***Chapitre 1 : Un héros est destiné à arriver en retard, mais le retard n’en reste pas moins répréhensible
Partie 3
Elle avait raté sa chance de le suivre. Bon, même si Phenex avait d’abord tenté de séduire Zagan, elle avait immédiatement compris la situation et avait cessé ses efforts. Même après cela, elle ne s’était jamais mise en travers de la route de Néphy. De plus, Néphy lui était redevable de l’avoir forcée à agir de manière un peu agressive. C’est pour cette raison qu’elle n’avait pas trouvé correct de dire à Phenex de rester à l’écart et qu’elle l’avait laissée tranquille.
Foll se plongea dans ses pensées, puis acquiesça d’un signe de tête.
« Les oiseaux se perchent sur les terrasses. »
« Est-ce vraiment pour ça… ? »
Phenex était un oiseau de feu; il était donc naturel qu’elle ait des tendances d’oiseau. Dans ce cas, il serait illogique de s’en offusquer.
Cependant, elle ressemble à une certaine personne…
Alors que Néphy restait complètement perplexe face à cette situation, on frappa à la porte.
« Qui est-ce ? » demanda Foll. Mais la porte s’ouvrit soudainement sans réponse.
Foll et Néphy regardèrent la visiteuse, les yeux écarquillés.
« Lily ? »
La jeune fille aux yeux brillants jeta un coup d’œil par la porte, l’air un peu gêné.
« Euh… salut », dit-elle.
« Ça ne te dérange pas de venir me voir ? » demanda Foll en réprimant l’envie de la serrer dans ses bras.
« Euh, c’est plutôt que j’ai l’impression que ce que je fais n’a pas d’importance… »
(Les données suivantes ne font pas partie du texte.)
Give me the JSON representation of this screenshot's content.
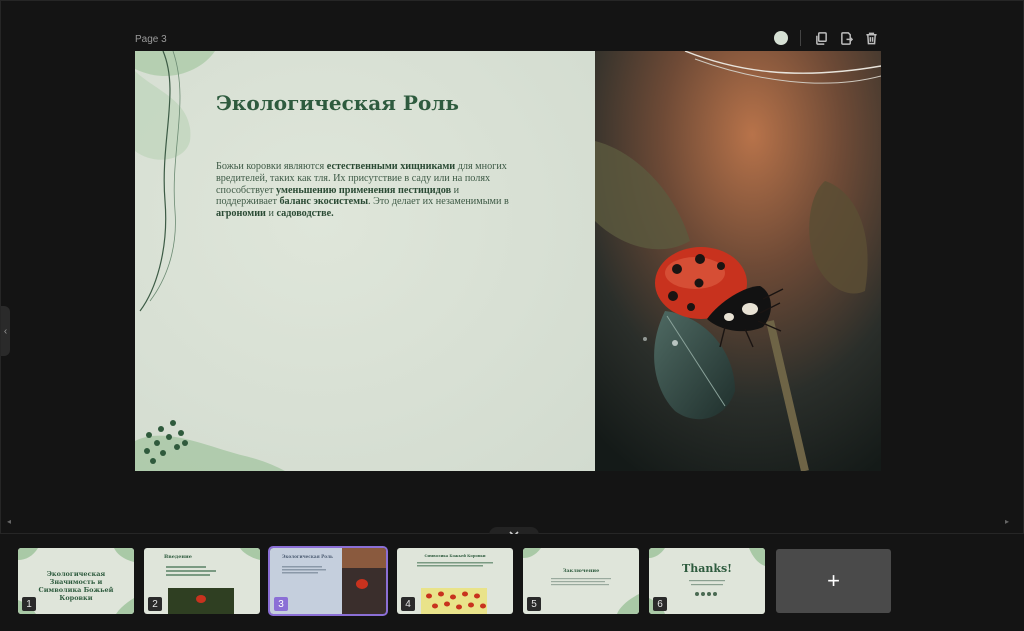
{
  "editor": {
    "page_label": "Page 3",
    "actions": [
      {
        "name": "bg-color-dot",
        "icon": "color-circle"
      },
      {
        "name": "duplicate-page",
        "icon": "copy-icon"
      },
      {
        "name": "export-page",
        "icon": "export-icon"
      },
      {
        "name": "delete-page",
        "icon": "trash-icon"
      }
    ]
  },
  "slide": {
    "title": "Экологическая Роль",
    "body_parts": [
      {
        "t": "Божьи коровки являются ",
        "b": false
      },
      {
        "t": "естественными хищниками",
        "b": true
      },
      {
        "t": " для многих вредителей, таких как тля. Их присутствие в саду или на полях способствует ",
        "b": false
      },
      {
        "t": "уменьшению применения пестицидов",
        "b": true
      },
      {
        "t": " и поддерживает ",
        "b": false
      },
      {
        "t": "баланс экосистемы",
        "b": true
      },
      {
        "t": ". Это делает их незаменимыми в ",
        "b": false
      },
      {
        "t": "агрономии",
        "b": true
      },
      {
        "t": " и ",
        "b": false
      },
      {
        "t": "садоводстве.",
        "b": true
      }
    ],
    "colors": {
      "title": "#2e5b3e",
      "accent": "#8fb89a"
    }
  },
  "thumbnails": [
    {
      "num": "1",
      "title": "Экологическая Значимость и Символика Божьей Коровки"
    },
    {
      "num": "2",
      "title": "Введение"
    },
    {
      "num": "3",
      "title": "Экологическая Роль",
      "selected": true
    },
    {
      "num": "4",
      "title": "Символика Божьей Коровки"
    },
    {
      "num": "5",
      "title": "Заключение"
    },
    {
      "num": "6",
      "title": "Thanks!"
    }
  ],
  "add_label": "+",
  "nav": {
    "collapse_icon": "chevron-down-icon",
    "side_handle": "‹"
  }
}
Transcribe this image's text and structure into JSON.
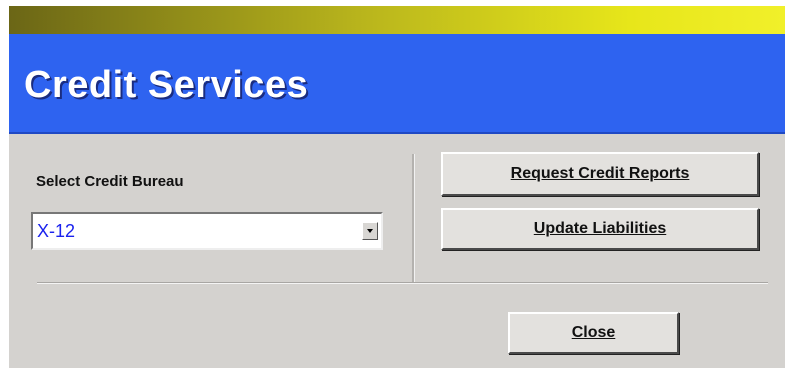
{
  "header": {
    "title": "Credit Services"
  },
  "bureau": {
    "label": "Select Credit Bureau",
    "selected": "X-12"
  },
  "buttons": {
    "request_reports": "Request Credit Reports",
    "update_liabilities": "Update Liabilities",
    "close": "Close"
  },
  "colors": {
    "header_blue": "#2e63f0",
    "title_gradient_start": "#6b6616",
    "title_gradient_end": "#f1f02a",
    "dialog_gray": "#d4d2cf",
    "selected_text": "#1a22ee"
  },
  "icons": {
    "dropdown": "chevron-down-icon"
  }
}
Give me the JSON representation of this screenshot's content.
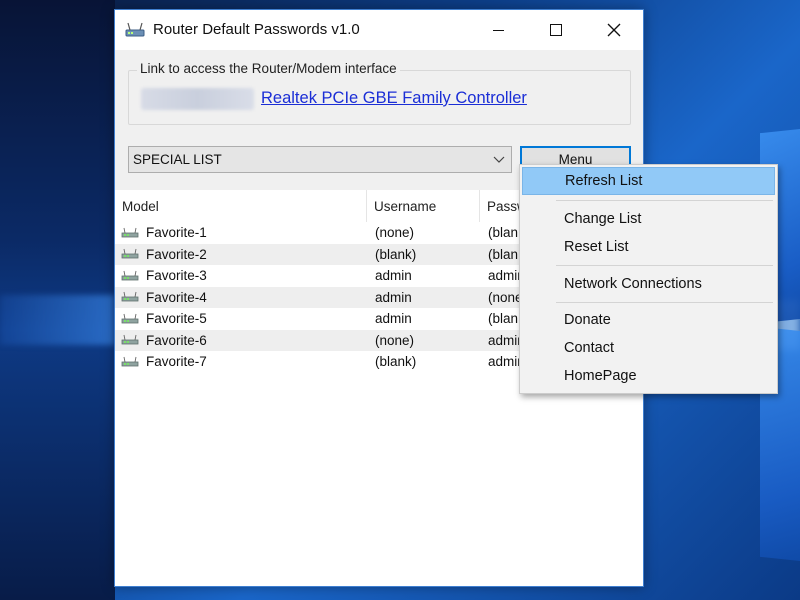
{
  "window": {
    "title": "Router Default Passwords v1.0"
  },
  "link_group": {
    "legend": "Link to access the Router/Modem interface",
    "link_text": "Realtek PCIe GBE Family Controller"
  },
  "combo": {
    "selected": "SPECIAL LIST"
  },
  "menu_button": {
    "label": "Menu"
  },
  "list": {
    "columns": [
      "Model",
      "Username",
      "Passw"
    ],
    "rows": [
      {
        "model": "Favorite-1",
        "username": "(none)",
        "password": "(blan"
      },
      {
        "model": "Favorite-2",
        "username": "(blank)",
        "password": "(blan"
      },
      {
        "model": "Favorite-3",
        "username": "admin",
        "password": "admin"
      },
      {
        "model": "Favorite-4",
        "username": "admin",
        "password": "(none"
      },
      {
        "model": "Favorite-5",
        "username": "admin",
        "password": "(blan"
      },
      {
        "model": "Favorite-6",
        "username": "(none)",
        "password": "admin"
      },
      {
        "model": "Favorite-7",
        "username": "(blank)",
        "password": "admin"
      }
    ]
  },
  "context_menu": {
    "items": [
      "Refresh List",
      "Change List",
      "Reset List",
      "Network Connections",
      "Donate",
      "Contact",
      "HomePage"
    ],
    "highlighted": "Refresh List"
  },
  "colors": {
    "link": "#1b2ed6",
    "highlight": "#91c9f7",
    "focus_border": "#0078d7"
  },
  "icons": {
    "app": "router-icon",
    "row": "network-device-icon",
    "combo_arrow": "chevron-down-icon"
  }
}
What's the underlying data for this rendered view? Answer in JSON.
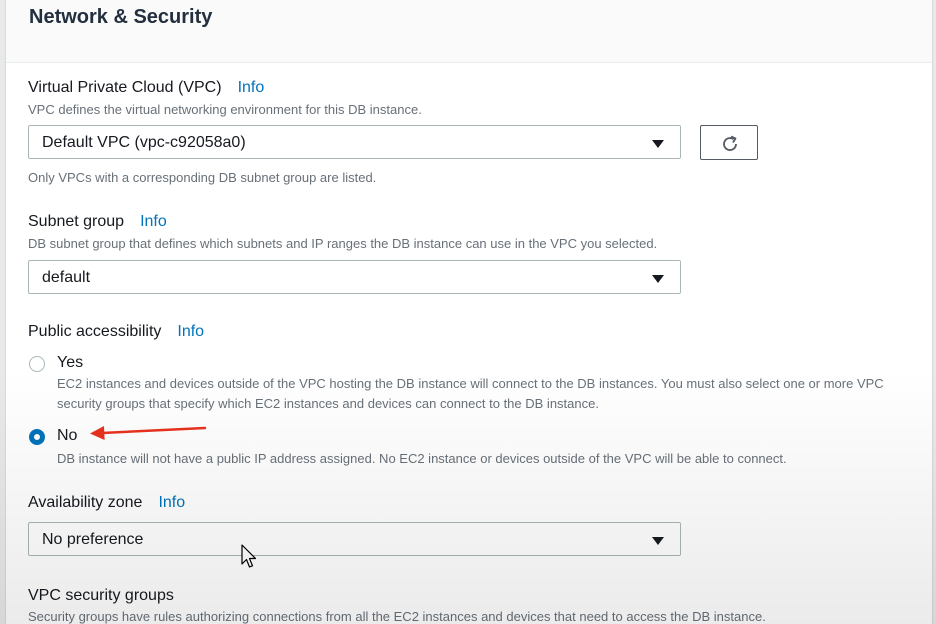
{
  "section": {
    "title": "Network & Security"
  },
  "vpc": {
    "label": "Virtual Private Cloud (VPC)",
    "info": "Info",
    "description": "VPC defines the virtual networking environment for this DB instance.",
    "selected": "Default VPC (vpc-c92058a0)",
    "hint": "Only VPCs with a corresponding DB subnet group are listed.",
    "refresh_icon": "refresh-icon"
  },
  "subnet_group": {
    "label": "Subnet group",
    "info": "Info",
    "description": "DB subnet group that defines which subnets and IP ranges the DB instance can use in the VPC you selected.",
    "selected": "default"
  },
  "public_accessibility": {
    "label": "Public accessibility",
    "info": "Info",
    "options": [
      {
        "label": "Yes",
        "checked": false,
        "description": "EC2 instances and devices outside of the VPC hosting the DB instance will connect to the DB instances. You must also select one or more VPC security groups that specify which EC2 instances and devices can connect to the DB instance."
      },
      {
        "label": "No",
        "checked": true,
        "description": "DB instance will not have a public IP address assigned. No EC2 instance or devices outside of the VPC will be able to connect."
      }
    ]
  },
  "availability_zone": {
    "label": "Availability zone",
    "info": "Info",
    "selected": "No preference"
  },
  "vpc_security_groups": {
    "label": "VPC security groups",
    "description": "Security groups have rules authorizing connections from all the EC2 instances and devices that need to access the DB instance."
  },
  "colors": {
    "info_link": "#0073bb",
    "radio_selected": "#0073bb",
    "annotation_arrow": "#e8321e"
  }
}
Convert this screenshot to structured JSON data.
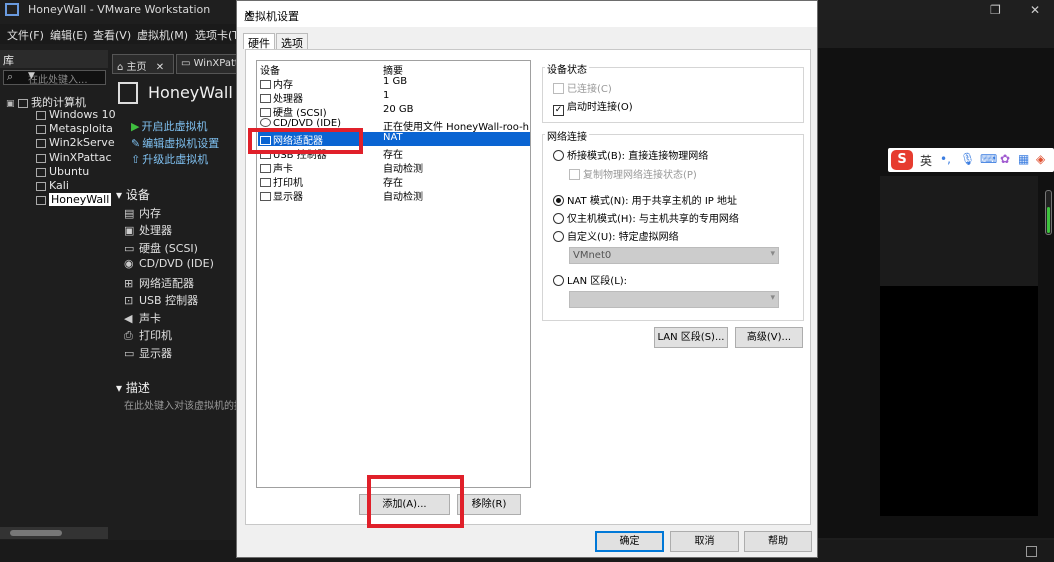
{
  "window": {
    "title": "HoneyWall - VMware Workstation"
  },
  "menubar": [
    {
      "label": "文件(F)"
    },
    {
      "label": "编辑(E)"
    },
    {
      "label": "查看(V)"
    },
    {
      "label": "虚拟机(M)"
    },
    {
      "label": "选项卡(T)"
    }
  ],
  "library": {
    "title": "库",
    "search_placeholder": "在此处键入...",
    "root": "我的计算机",
    "items": [
      {
        "label": "Windows 10"
      },
      {
        "label": "Metasploita"
      },
      {
        "label": "Win2kServe"
      },
      {
        "label": "WinXPattac"
      },
      {
        "label": "Ubuntu"
      },
      {
        "label": "Kali"
      },
      {
        "label": "HoneyWall"
      }
    ]
  },
  "tabs": [
    {
      "label": "主页"
    },
    {
      "label": "WinXPatta"
    }
  ],
  "vm": {
    "name": "HoneyWall",
    "actions": [
      {
        "label": "开启此虚拟机"
      },
      {
        "label": "编辑虚拟机设置"
      },
      {
        "label": "升级此虚拟机"
      }
    ],
    "devices_heading": "设备",
    "devices": [
      {
        "label": "内存",
        "icon": "memory-icon"
      },
      {
        "label": "处理器",
        "icon": "cpu-icon"
      },
      {
        "label": "硬盘 (SCSI)",
        "icon": "hdd-icon"
      },
      {
        "label": "CD/DVD (IDE)",
        "icon": "cd-icon"
      },
      {
        "label": "网络适配器",
        "icon": "network-icon"
      },
      {
        "label": "USB 控制器",
        "icon": "usb-icon"
      },
      {
        "label": "声卡",
        "icon": "sound-icon"
      },
      {
        "label": "打印机",
        "icon": "printer-icon"
      },
      {
        "label": "显示器",
        "icon": "display-icon"
      }
    ],
    "description_heading": "描述",
    "description_hint": "在此处键入对该虚拟机的描"
  },
  "ime": {
    "label": "英",
    "dots": "•,"
  },
  "dialog": {
    "title": "虚拟机设置",
    "tabs": [
      {
        "label": "硬件"
      },
      {
        "label": "选项"
      }
    ],
    "list_headers": {
      "device": "设备",
      "summary": "摘要"
    },
    "hardware": [
      {
        "device": "内存",
        "summary": "1 GB"
      },
      {
        "device": "处理器",
        "summary": "1"
      },
      {
        "device": "硬盘 (SCSI)",
        "summary": "20 GB"
      },
      {
        "device": "CD/DVD (IDE)",
        "summary": "正在使用文件 HoneyWall-roo-h..."
      },
      {
        "device": "网络适配器",
        "summary": "NAT"
      },
      {
        "device": "USB 控制器",
        "summary": "存在"
      },
      {
        "device": "声卡",
        "summary": "自动检测"
      },
      {
        "device": "打印机",
        "summary": "存在"
      },
      {
        "device": "显示器",
        "summary": "自动检测"
      }
    ],
    "add_button": "添加(A)...",
    "remove_button": "移除(R)",
    "device_status": {
      "title": "设备状态",
      "connected": "已连接(C)",
      "connect_on_power": "启动时连接(O)"
    },
    "network": {
      "title": "网络连接",
      "bridged": "桥接模式(B): 直接连接物理网络",
      "replicate": "复制物理网络连接状态(P)",
      "nat": "NAT 模式(N): 用于共享主机的 IP 地址",
      "host_only": "仅主机模式(H): 与主机共享的专用网络",
      "custom": "自定义(U): 特定虚拟网络",
      "custom_value": "VMnet0",
      "lan": "LAN 区段(L):",
      "lan_value": ""
    },
    "lan_segments_button": "LAN 区段(S)...",
    "advanced_button": "高级(V)...",
    "ok_button": "确定",
    "cancel_button": "取消",
    "help_button": "帮助"
  }
}
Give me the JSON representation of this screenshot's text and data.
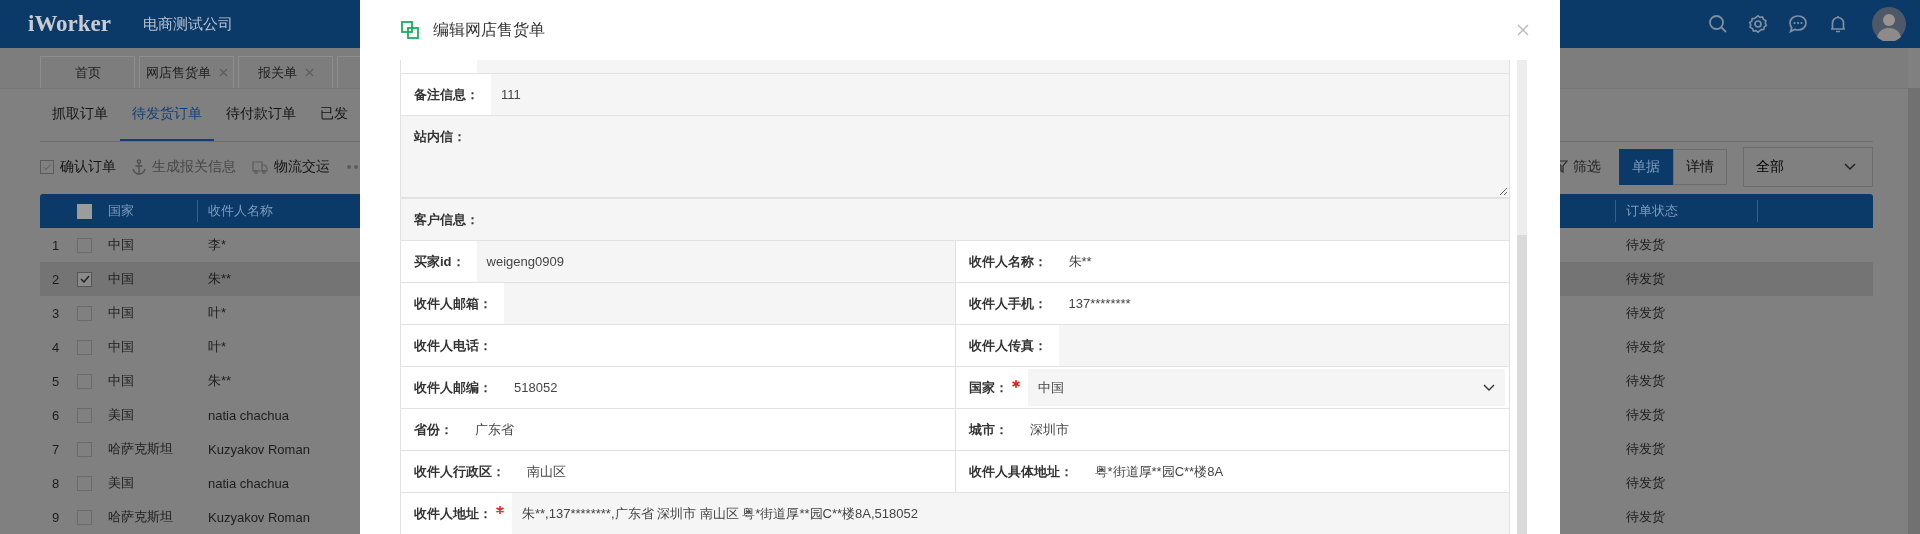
{
  "header": {
    "logo": "iWorker",
    "company": "电商测试公司"
  },
  "page_tabs": [
    {
      "label": "首页",
      "closable": false
    },
    {
      "label": "网店售货单",
      "closable": true
    },
    {
      "label": "报关单",
      "closable": true
    }
  ],
  "sub_tabs": [
    {
      "label": "抓取订单",
      "selected": false
    },
    {
      "label": "待发货订单",
      "selected": true
    },
    {
      "label": "待付款订单",
      "selected": false
    },
    {
      "label": "已发",
      "selected": false
    }
  ],
  "toolbar": [
    {
      "kind": "confirm",
      "label": "确认订单",
      "disabled": false
    },
    {
      "kind": "customs",
      "label": "生成报关信息",
      "disabled": true
    },
    {
      "kind": "shipping",
      "label": "物流交运",
      "disabled": false
    }
  ],
  "filter": {
    "label": "筛选"
  },
  "view_toggle": [
    {
      "label": "单据",
      "selected": true
    },
    {
      "label": "详情",
      "selected": false
    }
  ],
  "status_select": {
    "value": "全部"
  },
  "table": {
    "select_all": {
      "checked": false
    },
    "columns": [
      "国家",
      "收件人名称",
      "订单状态"
    ],
    "rows": [
      {
        "index": "1",
        "checked": false,
        "selected": false,
        "country": "中国",
        "name": "李*",
        "status": "待发货"
      },
      {
        "index": "2",
        "checked": true,
        "selected": true,
        "country": "中国",
        "name": "朱**",
        "status": "待发货"
      },
      {
        "index": "3",
        "checked": false,
        "selected": false,
        "country": "中国",
        "name": "叶*",
        "status": "待发货"
      },
      {
        "index": "4",
        "checked": false,
        "selected": false,
        "country": "中国",
        "name": "叶*",
        "status": "待发货"
      },
      {
        "index": "5",
        "checked": false,
        "selected": false,
        "country": "中国",
        "name": "朱**",
        "status": "待发货"
      },
      {
        "index": "6",
        "checked": false,
        "selected": false,
        "country": "美国",
        "name": "natia chachua",
        "status": "待发货"
      },
      {
        "index": "7",
        "checked": false,
        "selected": false,
        "country": "哈萨克斯坦",
        "name": "Kuzyakov Roman",
        "status": "待发货"
      },
      {
        "index": "8",
        "checked": false,
        "selected": false,
        "country": "美国",
        "name": "natia chachua",
        "status": "待发货"
      },
      {
        "index": "9",
        "checked": false,
        "selected": false,
        "country": "哈萨克斯坦",
        "name": "Kuzyakov Roman",
        "status": "待发货"
      }
    ]
  },
  "dialog": {
    "title": "编辑网店售货单",
    "form_rows": [
      {
        "cells": [
          {
            "kind": "input",
            "label": "备注信息：",
            "value": "111",
            "required": false
          }
        ]
      },
      {
        "cells": [
          {
            "kind": "textarea",
            "label": "站内信："
          }
        ]
      },
      {
        "cells": [
          {
            "kind": "section",
            "label": "客户信息："
          }
        ]
      },
      {
        "cells": [
          {
            "kind": "input",
            "label": "买家id：",
            "value": "weigeng0909",
            "required": false
          },
          {
            "kind": "text",
            "label": "收件人名称：",
            "value": "朱**",
            "required": false
          }
        ]
      },
      {
        "cells": [
          {
            "kind": "input",
            "label": "收件人邮箱：",
            "required": false
          },
          {
            "kind": "text",
            "label": "收件人手机：",
            "value": "137********",
            "required": false
          }
        ]
      },
      {
        "cells": [
          {
            "kind": "text",
            "label": "收件人电话：",
            "required": false
          },
          {
            "kind": "input",
            "label": "收件人传真：",
            "required": false
          }
        ]
      },
      {
        "cells": [
          {
            "kind": "text",
            "label": "收件人邮编：",
            "value": "518052",
            "required": false
          },
          {
            "kind": "select",
            "label": "国家：",
            "value": "中国",
            "required": true
          }
        ]
      },
      {
        "cells": [
          {
            "kind": "text",
            "label": "省份：",
            "value": "广东省",
            "required": false
          },
          {
            "kind": "text",
            "label": "城市：",
            "value": "深圳市",
            "required": false
          }
        ]
      },
      {
        "cells": [
          {
            "kind": "text",
            "label": "收件人行政区：",
            "value": "南山区",
            "required": false
          },
          {
            "kind": "text",
            "label": "收件人具体地址：",
            "value": "粤*街道厚**园C**楼8A",
            "required": false
          }
        ]
      },
      {
        "cells": [
          {
            "kind": "input",
            "label": "收件人地址：",
            "value": "朱**,137********,广东省 深圳市 南山区 粤*街道厚**园C**楼8A,518052",
            "required": true
          }
        ]
      }
    ]
  }
}
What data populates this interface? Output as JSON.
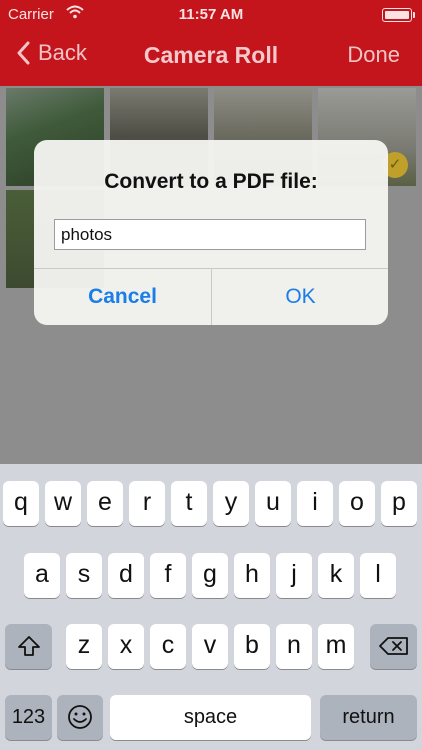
{
  "status": {
    "carrier": "Carrier",
    "time": "11:57 AM"
  },
  "nav": {
    "back_label": "Back",
    "title": "Camera Roll",
    "done_label": "Done"
  },
  "alert": {
    "title": "Convert to a PDF file:",
    "field_value": "photos",
    "cancel_label": "Cancel",
    "ok_label": "OK"
  },
  "keyboard": {
    "row1": [
      "q",
      "w",
      "e",
      "r",
      "t",
      "y",
      "u",
      "i",
      "o",
      "p"
    ],
    "row2": [
      "a",
      "s",
      "d",
      "f",
      "g",
      "h",
      "j",
      "k",
      "l"
    ],
    "row3": [
      "z",
      "x",
      "c",
      "v",
      "b",
      "n",
      "m"
    ],
    "numbers_label": "123",
    "space_label": "space",
    "return_label": "return"
  }
}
« Bon retour parmi nous, Lily ! »
« Hé ! Quoi ?! »
Avec une énergie incroyable, Foll bondit en avant et plaqua Asmodeus.
« Tu es vraiment une fille désespérante… », dit Asmodeus en caressant la tête de Foll.

Tu t’es fait une merveilleuse amie.
Néphy ne put s’empêcher de sourire, mais pour une tout autre raison cette fois. Elle se leva pour leur laisser un peu d’espace, mais Asmodeus lui lança soudain un regard sérieux.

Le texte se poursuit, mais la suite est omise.